そして、出てきてこのざまである。心なしか、ただでさえ幽霊であるがゆえに青白いのに、さらに青白くなったように思える。
私は仕方なく近くのベンチに腰を下ろし、朔也が落ち着くのを待った。朔也は幽霊なので座れないが、じっとしていれば落ち着くだろう。
朔也が落ち着くのを待つ間、私は遊園地のパンフレットを見たり携帯を弄ったりした。
「ごめんね。もう大丈夫。次は何にする?」
しばらくすれば、復活した朔也から元気な声がかかった。先ほどまでの情けなさや青白さはなくなり、いつもの様子だ。
私はそのことに安堵しつつ、これから何をするかを考えた。
とはいえ、もう夕方。そろそろ帰らなければならない。
でも、このまま帰るのはなんだか寂しい。
私があれこれ迷っていると、朔也がそれを察して声をかけてくれた。
「胡桃ちゃん。最後は観覧車にでも乗ろうよ。遊園地デートっぽいでしょ?」
そう言って笑う朔也に、私はただ頷くだけだった。
観覧車に乗っている時間というのは、結構長いものだ。私が今乗っている観覧車は、一周に二十分かかるらしい。
そんな観覧車の中には、私と幽霊の朔也のみ。受付の従業員の人からすれば、私が一人で乗っていると思っているだろう。

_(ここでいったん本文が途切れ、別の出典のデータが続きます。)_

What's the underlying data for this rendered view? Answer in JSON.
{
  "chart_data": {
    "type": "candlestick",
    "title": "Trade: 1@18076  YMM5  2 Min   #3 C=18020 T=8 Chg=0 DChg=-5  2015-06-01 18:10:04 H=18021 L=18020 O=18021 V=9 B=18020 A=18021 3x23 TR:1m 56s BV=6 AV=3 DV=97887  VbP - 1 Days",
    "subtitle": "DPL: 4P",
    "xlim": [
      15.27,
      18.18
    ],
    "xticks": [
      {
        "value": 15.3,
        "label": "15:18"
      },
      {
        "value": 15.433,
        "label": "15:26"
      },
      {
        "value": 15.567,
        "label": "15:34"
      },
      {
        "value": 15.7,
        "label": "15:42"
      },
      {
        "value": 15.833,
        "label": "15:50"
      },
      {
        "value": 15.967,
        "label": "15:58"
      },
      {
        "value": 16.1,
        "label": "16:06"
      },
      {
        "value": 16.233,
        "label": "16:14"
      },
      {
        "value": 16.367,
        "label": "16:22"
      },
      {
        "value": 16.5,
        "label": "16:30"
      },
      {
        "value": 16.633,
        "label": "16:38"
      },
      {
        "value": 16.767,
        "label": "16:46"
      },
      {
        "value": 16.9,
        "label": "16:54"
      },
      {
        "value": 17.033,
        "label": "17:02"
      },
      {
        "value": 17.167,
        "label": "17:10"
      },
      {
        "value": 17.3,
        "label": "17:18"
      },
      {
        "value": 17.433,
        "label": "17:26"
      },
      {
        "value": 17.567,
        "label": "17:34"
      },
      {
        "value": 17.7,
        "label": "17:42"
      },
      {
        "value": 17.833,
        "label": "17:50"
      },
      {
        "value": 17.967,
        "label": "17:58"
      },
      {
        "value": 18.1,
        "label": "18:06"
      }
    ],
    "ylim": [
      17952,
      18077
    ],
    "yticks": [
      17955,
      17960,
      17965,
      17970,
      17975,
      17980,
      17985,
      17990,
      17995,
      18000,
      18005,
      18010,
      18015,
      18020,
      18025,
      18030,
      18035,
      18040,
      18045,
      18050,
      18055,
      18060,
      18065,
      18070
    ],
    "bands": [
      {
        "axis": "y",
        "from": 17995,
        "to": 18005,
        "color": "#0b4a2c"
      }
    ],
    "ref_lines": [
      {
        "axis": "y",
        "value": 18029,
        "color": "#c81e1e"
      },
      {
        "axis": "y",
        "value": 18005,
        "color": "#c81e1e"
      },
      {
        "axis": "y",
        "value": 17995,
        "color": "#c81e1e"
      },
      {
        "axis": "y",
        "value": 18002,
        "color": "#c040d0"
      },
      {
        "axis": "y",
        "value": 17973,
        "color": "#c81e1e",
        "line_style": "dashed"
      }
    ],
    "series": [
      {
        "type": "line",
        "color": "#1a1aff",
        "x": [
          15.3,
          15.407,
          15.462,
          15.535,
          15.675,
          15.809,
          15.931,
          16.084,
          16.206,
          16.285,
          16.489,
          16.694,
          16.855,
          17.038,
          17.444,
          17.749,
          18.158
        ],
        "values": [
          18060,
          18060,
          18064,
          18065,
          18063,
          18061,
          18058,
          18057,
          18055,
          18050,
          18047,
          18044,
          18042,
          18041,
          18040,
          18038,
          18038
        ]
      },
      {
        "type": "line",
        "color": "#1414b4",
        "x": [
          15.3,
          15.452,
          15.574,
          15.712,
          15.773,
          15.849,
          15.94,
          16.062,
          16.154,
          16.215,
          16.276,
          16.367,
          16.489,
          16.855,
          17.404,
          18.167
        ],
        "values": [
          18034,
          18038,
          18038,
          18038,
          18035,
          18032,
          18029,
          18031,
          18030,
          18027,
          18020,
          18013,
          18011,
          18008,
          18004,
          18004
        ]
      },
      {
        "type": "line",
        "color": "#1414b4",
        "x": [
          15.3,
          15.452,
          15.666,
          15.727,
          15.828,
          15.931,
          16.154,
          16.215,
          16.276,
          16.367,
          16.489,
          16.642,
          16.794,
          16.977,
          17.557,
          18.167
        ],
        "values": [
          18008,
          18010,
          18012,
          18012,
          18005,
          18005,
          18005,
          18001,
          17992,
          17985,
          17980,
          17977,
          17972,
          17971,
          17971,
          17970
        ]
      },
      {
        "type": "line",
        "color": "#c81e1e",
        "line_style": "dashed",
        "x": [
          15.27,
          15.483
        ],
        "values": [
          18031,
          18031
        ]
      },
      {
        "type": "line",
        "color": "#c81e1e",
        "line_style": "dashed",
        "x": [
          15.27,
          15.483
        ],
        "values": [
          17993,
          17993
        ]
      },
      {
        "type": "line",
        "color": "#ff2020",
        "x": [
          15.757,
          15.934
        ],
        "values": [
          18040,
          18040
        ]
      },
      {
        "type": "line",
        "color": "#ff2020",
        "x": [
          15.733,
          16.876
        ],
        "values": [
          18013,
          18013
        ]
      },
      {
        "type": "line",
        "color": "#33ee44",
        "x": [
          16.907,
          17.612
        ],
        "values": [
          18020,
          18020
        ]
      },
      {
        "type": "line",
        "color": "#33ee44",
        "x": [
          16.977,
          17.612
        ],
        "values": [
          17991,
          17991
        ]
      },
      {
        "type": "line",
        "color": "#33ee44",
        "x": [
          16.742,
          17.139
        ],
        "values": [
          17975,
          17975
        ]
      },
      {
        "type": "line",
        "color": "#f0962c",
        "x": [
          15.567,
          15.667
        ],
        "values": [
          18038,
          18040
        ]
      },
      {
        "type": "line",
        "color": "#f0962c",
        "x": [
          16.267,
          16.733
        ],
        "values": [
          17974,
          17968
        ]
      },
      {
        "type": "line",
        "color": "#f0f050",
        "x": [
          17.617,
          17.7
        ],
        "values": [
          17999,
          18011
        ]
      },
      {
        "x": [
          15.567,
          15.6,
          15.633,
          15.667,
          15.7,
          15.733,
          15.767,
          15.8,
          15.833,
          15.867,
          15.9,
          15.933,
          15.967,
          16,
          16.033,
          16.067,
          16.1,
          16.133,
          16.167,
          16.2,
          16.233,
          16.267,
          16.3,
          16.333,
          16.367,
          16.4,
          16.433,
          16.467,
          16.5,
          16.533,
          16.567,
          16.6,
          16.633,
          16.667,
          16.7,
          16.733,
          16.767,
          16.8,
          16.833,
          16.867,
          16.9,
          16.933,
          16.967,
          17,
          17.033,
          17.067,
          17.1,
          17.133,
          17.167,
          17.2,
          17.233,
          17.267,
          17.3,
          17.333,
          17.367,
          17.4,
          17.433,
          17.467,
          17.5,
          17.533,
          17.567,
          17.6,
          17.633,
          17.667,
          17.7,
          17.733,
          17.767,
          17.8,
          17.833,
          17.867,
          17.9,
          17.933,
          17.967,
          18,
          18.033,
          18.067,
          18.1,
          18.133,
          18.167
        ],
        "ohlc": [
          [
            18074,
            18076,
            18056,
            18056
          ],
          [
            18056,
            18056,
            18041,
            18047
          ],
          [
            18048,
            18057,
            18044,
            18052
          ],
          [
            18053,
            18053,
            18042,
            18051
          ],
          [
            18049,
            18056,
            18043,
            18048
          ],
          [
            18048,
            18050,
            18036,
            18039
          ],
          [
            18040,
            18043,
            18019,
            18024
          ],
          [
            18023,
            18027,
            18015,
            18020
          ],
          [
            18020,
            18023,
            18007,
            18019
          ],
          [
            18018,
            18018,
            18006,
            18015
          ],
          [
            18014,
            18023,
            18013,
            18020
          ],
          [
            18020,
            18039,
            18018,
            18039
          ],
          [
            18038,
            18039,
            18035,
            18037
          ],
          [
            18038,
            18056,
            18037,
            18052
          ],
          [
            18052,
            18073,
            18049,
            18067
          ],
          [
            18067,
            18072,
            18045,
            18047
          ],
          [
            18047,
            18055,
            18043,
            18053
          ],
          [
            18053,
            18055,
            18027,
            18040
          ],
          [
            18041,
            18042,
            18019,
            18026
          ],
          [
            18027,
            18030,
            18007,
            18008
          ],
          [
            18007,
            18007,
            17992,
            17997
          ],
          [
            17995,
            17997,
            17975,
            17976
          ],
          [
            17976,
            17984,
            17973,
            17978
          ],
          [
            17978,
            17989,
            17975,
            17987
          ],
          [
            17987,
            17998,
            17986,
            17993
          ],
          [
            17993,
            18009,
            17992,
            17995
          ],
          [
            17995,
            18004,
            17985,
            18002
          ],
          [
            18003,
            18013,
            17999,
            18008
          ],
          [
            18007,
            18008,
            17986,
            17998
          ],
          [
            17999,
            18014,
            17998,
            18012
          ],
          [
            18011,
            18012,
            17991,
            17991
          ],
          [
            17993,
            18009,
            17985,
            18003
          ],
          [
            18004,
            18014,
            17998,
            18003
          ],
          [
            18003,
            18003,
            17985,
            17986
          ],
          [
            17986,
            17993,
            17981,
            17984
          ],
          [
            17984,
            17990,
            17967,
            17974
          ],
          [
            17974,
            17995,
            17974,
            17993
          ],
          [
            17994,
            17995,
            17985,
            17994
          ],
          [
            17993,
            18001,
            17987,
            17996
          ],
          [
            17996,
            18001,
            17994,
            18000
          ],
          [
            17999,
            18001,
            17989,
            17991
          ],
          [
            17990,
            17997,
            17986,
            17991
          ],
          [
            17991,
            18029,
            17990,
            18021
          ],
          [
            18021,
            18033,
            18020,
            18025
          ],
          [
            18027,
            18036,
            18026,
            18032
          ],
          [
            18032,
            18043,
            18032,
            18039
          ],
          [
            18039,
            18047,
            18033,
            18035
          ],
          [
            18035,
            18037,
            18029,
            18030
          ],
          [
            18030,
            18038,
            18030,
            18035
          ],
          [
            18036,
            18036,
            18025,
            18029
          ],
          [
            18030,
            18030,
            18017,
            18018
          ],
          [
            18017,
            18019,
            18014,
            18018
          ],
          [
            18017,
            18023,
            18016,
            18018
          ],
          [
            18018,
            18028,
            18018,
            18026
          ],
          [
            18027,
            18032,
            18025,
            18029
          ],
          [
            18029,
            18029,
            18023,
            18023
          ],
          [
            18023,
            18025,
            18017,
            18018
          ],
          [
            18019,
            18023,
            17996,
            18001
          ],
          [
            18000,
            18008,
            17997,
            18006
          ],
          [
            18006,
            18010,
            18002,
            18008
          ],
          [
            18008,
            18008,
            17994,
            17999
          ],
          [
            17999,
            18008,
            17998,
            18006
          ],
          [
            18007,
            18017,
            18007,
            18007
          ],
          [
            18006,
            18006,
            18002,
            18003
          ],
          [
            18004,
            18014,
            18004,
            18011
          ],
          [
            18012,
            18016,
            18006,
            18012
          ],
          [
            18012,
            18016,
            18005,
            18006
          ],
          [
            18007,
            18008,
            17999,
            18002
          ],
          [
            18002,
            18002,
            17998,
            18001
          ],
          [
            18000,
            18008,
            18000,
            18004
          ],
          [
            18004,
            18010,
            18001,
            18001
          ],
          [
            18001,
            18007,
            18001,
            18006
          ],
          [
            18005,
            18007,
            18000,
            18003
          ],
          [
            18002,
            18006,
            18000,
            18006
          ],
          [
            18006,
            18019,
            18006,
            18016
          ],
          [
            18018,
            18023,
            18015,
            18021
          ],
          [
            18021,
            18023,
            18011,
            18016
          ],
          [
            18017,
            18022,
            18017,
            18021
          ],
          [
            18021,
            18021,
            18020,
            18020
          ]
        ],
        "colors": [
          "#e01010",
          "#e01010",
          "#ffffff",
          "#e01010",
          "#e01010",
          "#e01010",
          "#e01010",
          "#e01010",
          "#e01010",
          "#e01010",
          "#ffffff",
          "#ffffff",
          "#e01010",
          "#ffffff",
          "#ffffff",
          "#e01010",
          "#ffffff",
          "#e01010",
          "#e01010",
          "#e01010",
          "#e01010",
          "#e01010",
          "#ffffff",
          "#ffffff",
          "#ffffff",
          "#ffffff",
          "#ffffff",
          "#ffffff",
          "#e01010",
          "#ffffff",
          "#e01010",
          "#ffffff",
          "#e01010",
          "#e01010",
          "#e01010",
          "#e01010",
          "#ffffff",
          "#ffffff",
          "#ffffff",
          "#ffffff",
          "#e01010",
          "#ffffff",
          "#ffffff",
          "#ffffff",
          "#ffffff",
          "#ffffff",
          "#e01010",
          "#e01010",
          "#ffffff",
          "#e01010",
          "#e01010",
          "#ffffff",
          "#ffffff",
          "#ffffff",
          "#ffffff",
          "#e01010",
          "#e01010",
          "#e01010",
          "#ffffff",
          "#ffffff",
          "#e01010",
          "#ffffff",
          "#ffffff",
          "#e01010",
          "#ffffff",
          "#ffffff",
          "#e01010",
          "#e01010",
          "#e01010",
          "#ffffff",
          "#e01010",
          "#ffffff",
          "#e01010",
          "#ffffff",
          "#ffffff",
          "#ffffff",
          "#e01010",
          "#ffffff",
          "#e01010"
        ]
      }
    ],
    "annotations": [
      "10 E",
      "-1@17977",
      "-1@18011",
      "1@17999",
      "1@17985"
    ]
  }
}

どんどん上に上がって、下にいる人たちがどんどん小さくなっていく。それと同時に、景色はいいものとなり、私と朔也は言葉を交わすでもなく、ただ外を見ていた。
静かな時間。決して、嫌ではなかった。
やがて、てっぺんまで達し、朔也が沈黙を破った。
「ねぇ、胡桃ちゃん」
私は、どきりとした。
あまりにも穏やかな声と表情に、このまま消えてしまうのではないかと不安に駆られたのだ。
「俺、次に彼女に会えなかったら、胡桃ちゃんに頼みたいことがあるんだ」
「頼みたい、こと?」
私が聞き返すと、朔也は静かに頷いた。
「内容はまだ言えないんだけど、お願いできないかな?」
内容は言えない頼みなんて、簡単に引き受けていいのだろうか。
一瞬、そんなことを思ったりもしたけれど、朔也の頼みだ。私に断る理由はない。何より、私が自分で言ったばかりだ。「力になりたい」と。
私は少し考えた末に、「わかった」と静かに答えた。
内容が言えないくらいだから、私にとって良くないことであることは、なんとなく察してはいたけれど。せめて今だけは、「わかった」と答えておこう。
それから、地上に降りるまで、ゴンドラの中はまた沈黙が流れていた。
そういえば、朔也は次はいつ、彼女に会いに行くのだろう。やはり、明日だろうか。それとも、「次に」なんて言い方をしたから、少し先のことになるだろうか。
でも、どちらにしても、私には大差ないことか。朔也には悪いが、奇跡は起きないと思う。朔也が彼女に認識されるという奇跡は、今さら起きないと思う。
だから、朔也が彼女に会いに行くと言った日、私は覚悟を決めなければならないのかもしれない。
朔也によくない頼みごとをされる、その覚悟を。